Output. The OPTIMAL BINNING procedure displays every binning input variable’s end point set in pivot table output and offers an option for suppressing this output. In addition, the procedure can save new binned variables corresponding to the binning input variables and can save a command syntax file with commands corresponding to the binning rules.

Basic Specification

The basic specification is the OPTIMAL BINNING command and a VARIABLES subcommand. VARIABLES provides the binning input variables and, if applicable, the guide variable.

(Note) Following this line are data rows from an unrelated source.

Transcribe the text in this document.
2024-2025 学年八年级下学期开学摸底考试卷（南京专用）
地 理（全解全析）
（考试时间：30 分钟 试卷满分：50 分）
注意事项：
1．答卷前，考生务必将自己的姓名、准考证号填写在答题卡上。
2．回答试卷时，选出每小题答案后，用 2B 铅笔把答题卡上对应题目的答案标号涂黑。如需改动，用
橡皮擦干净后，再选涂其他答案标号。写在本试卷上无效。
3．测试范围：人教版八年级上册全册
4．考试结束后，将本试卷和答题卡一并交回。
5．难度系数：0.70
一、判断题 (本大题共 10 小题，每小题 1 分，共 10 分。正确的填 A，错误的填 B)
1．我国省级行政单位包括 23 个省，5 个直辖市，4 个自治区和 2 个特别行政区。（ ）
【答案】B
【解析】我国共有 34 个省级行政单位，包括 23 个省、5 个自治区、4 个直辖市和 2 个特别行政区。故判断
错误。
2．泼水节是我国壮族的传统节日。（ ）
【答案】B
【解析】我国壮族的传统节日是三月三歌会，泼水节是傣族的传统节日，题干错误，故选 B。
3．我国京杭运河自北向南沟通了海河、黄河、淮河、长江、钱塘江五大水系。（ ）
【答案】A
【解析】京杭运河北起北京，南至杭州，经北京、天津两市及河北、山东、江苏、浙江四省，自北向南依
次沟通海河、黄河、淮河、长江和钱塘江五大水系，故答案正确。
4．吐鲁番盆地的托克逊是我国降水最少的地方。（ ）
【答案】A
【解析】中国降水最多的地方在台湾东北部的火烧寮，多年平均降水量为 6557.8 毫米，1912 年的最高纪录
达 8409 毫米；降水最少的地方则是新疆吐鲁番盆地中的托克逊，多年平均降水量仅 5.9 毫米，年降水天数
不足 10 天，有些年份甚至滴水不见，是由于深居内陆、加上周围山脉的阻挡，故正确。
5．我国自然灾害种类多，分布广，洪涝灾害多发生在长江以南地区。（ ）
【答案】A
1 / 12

  • For unsupervised binning via the equal frequency algorithm, a guide variable is not required.
  • For supervised binning via the MDLP algorithm and hybrid binning, a guide variable must be specified.

Syntax Rules

  • When a supervised binning method is used, a guide variable must be specified on the VARIABLES subcommand.
  • Subcommands may be specified only once.
  • An error occurs if a variable or keyword is specified more than once within a subcommand.
  • Parentheses, slashes, and equals signs shown in the syntax chart are required.
  • Empty subcommands are not honored.
  • The command name, subcommand names, and keywords must be spelled in full.

Case Frequency

  • If a WEIGHT variable is specified, then its values are used as frequency weights by the OPTIMAL BINNING procedure.
  • Weight values are rounded to the nearest whole numbers before use. For example, 0.5 is rounded to 1, and 2.4 is rounded to 2.
  • The WEIGHT variable may not be specified on any subcommand in the OPTIMAL BINNING procedure.
  • Cases with missing weights or weights less than 0.5 are not used in the analyses.

Limitations

The number of distinct values in a guide variable should be less than or equal to 256, irrespective of the platform on which IBM® SPSS® Statistics is running. If the number is greater than 256, this results in an error.